New-MsolSettings –SettingsObject $Setobj

Switch Permission to another Security Group

After enabling a security group with permission to create Office 365 Groups, if you need to switch the permission to another group, you can use the following PowerShell script. This script uses Set-MsolSettings cmdlet to update the existing directory setting in Azure Active Directory to switch permission to create Office 365 Groups to another security group (SecurityGroup2) by providing its object ID (38ee393c-5d1b-4c21-ad64-589384e496bf).

$OrginSetting = Get-MsolAllSettings
$Setobj = $OrginSetting.GetSettingsValue()
$Setobj[“GroupCreationAllowedGroupId”] = "38ee393c-5d1b-4c21-ad64-589384e496bf"
Set-MsolSettings -SettingId $OrginSetting.ObjectId -SettingsValue $Setobj 

You can confirm permission status for Office 365 Group creation using following PowerShell commands,

$UnifiedGp = Get-MsolAllSettings | where-object {$_.displayname -eq "Group.Unified"}
$UnifiedGp.values

The output of the above commands, as highlighted in the above screenshot confirms the current status, i.e. Office 365 Group creation is disabled for tenant, but only enabled for SecurityGroup2 (38ee393c-5d1b-4c21-ad64-589384e496bf).

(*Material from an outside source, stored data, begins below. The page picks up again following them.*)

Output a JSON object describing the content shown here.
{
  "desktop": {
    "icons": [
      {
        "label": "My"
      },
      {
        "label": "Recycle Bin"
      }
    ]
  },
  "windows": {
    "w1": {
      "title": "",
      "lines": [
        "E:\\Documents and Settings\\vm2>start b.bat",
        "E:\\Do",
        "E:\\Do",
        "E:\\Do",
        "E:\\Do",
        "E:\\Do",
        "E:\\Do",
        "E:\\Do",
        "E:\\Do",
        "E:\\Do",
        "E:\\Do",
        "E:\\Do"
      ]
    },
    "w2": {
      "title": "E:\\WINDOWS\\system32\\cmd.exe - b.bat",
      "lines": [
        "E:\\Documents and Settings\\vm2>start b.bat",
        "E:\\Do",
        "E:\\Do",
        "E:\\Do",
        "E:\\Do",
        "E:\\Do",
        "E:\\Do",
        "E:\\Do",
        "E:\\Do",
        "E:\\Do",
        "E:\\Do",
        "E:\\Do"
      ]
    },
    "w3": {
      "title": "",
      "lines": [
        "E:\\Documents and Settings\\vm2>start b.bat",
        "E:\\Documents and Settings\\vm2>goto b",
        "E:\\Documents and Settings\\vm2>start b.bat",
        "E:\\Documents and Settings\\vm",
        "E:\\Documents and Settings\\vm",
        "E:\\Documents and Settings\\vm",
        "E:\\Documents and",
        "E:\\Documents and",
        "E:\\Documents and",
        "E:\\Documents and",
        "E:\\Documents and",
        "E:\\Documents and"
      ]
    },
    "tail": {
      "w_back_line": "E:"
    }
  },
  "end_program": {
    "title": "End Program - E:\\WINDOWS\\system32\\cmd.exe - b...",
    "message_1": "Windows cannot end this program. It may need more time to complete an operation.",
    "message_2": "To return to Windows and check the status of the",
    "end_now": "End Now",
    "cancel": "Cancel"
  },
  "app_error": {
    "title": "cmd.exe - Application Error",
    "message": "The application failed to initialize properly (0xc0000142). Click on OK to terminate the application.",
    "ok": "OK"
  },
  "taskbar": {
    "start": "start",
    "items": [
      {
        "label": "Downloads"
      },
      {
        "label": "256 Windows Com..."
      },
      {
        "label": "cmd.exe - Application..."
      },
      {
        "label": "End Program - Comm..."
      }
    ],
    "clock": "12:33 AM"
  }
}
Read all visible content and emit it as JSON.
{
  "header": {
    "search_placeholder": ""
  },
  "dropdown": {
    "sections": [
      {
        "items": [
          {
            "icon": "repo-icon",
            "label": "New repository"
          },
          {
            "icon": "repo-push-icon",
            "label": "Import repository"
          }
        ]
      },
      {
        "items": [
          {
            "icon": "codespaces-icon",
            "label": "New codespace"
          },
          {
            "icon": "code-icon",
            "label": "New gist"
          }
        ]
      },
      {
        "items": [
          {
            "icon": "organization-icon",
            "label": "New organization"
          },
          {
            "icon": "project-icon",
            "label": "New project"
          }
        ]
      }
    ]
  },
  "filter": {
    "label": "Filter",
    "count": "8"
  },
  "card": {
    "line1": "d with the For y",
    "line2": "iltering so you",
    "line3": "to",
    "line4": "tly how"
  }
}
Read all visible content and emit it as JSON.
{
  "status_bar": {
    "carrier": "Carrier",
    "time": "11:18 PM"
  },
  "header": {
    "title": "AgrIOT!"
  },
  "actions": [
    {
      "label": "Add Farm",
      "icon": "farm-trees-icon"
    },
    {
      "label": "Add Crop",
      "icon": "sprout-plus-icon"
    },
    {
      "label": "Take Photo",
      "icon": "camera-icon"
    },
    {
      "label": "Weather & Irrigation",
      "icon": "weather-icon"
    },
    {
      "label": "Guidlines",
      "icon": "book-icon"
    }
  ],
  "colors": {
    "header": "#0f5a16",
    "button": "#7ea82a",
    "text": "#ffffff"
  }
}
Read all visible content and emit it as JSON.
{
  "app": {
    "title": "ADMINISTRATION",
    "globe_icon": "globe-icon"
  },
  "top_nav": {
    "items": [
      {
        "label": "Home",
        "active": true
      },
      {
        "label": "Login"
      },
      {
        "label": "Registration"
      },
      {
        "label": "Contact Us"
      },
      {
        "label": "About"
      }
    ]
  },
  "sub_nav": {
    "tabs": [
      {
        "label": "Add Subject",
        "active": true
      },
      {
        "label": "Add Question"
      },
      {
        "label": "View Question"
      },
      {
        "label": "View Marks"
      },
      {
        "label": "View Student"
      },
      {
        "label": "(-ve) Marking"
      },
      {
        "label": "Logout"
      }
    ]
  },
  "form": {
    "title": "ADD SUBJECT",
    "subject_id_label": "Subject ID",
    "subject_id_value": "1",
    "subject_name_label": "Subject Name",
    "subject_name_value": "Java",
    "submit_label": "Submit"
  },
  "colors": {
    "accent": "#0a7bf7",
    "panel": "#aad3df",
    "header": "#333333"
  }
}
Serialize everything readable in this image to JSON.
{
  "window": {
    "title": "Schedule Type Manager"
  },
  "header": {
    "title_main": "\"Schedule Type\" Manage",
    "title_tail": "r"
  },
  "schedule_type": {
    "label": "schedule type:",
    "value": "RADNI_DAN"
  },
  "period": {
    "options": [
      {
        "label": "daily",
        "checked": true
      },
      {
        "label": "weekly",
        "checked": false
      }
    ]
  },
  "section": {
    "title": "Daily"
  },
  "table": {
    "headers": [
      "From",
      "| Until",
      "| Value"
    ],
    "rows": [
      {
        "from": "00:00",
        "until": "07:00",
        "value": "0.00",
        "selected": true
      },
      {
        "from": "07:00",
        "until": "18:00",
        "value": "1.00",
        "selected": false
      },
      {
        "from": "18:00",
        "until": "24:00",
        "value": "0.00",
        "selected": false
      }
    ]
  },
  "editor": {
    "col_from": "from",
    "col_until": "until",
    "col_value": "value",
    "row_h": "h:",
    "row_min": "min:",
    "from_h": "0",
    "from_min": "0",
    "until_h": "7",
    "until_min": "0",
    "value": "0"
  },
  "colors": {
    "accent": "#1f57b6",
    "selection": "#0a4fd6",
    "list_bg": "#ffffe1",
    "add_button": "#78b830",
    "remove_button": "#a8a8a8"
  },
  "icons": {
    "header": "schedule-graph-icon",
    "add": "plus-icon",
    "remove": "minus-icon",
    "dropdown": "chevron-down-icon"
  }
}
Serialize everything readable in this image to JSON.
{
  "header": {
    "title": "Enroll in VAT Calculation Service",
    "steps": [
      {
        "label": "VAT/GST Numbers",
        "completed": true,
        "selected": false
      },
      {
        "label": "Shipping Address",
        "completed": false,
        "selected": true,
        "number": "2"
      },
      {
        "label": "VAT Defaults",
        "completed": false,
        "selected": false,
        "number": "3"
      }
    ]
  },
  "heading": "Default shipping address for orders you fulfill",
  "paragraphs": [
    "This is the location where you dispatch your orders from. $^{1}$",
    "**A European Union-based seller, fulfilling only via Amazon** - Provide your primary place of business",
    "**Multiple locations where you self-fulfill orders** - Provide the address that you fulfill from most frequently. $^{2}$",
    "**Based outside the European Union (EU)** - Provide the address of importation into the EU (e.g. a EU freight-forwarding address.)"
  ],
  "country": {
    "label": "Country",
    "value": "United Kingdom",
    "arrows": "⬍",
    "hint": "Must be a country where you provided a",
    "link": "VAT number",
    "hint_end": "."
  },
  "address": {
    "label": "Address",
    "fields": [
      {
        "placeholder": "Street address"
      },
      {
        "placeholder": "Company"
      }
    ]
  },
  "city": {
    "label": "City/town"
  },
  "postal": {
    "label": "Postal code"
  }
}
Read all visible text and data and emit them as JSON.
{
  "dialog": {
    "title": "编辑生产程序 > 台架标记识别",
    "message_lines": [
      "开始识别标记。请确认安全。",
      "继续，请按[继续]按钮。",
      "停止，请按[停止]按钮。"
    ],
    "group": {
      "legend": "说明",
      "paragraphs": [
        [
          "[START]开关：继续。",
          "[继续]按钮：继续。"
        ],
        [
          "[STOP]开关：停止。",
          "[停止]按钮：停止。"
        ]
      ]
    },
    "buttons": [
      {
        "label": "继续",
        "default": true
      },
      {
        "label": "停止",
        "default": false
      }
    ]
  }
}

Re-Enable Office365 Group creation for All Users

Finally, if you need to re-enable Office365 Group creation for all users, you can use the following PowerShell script. This script uses Set-MsolSettings cmdlet to update the existing directory setting in Azure Active Directory to re-enable Office365 Group creation for all users by providing value for [“EnableGroupCreation”] as “true”.

$OrginSetting = Get-MsolAllSettings
$Setobj = $OrginSetting.GetSettingsValue()
$Setobj[“EnableGroupCreation”] = “true”
Set-MsolSettings -SettingId $OrginSetting.ObjectId -SettingsValue $Setobj

NOTE If you enable a security group for Office 365 Group creation using Azure AD cmdlet, which was already disabled for Office 365 Group creation using cmdlet - Set-OwaMailboxPolicy, then the OwaMailboxPolicy takes precedence, as a result members of that security group will not be able to create Office 365 Groups from their outlook web access portal.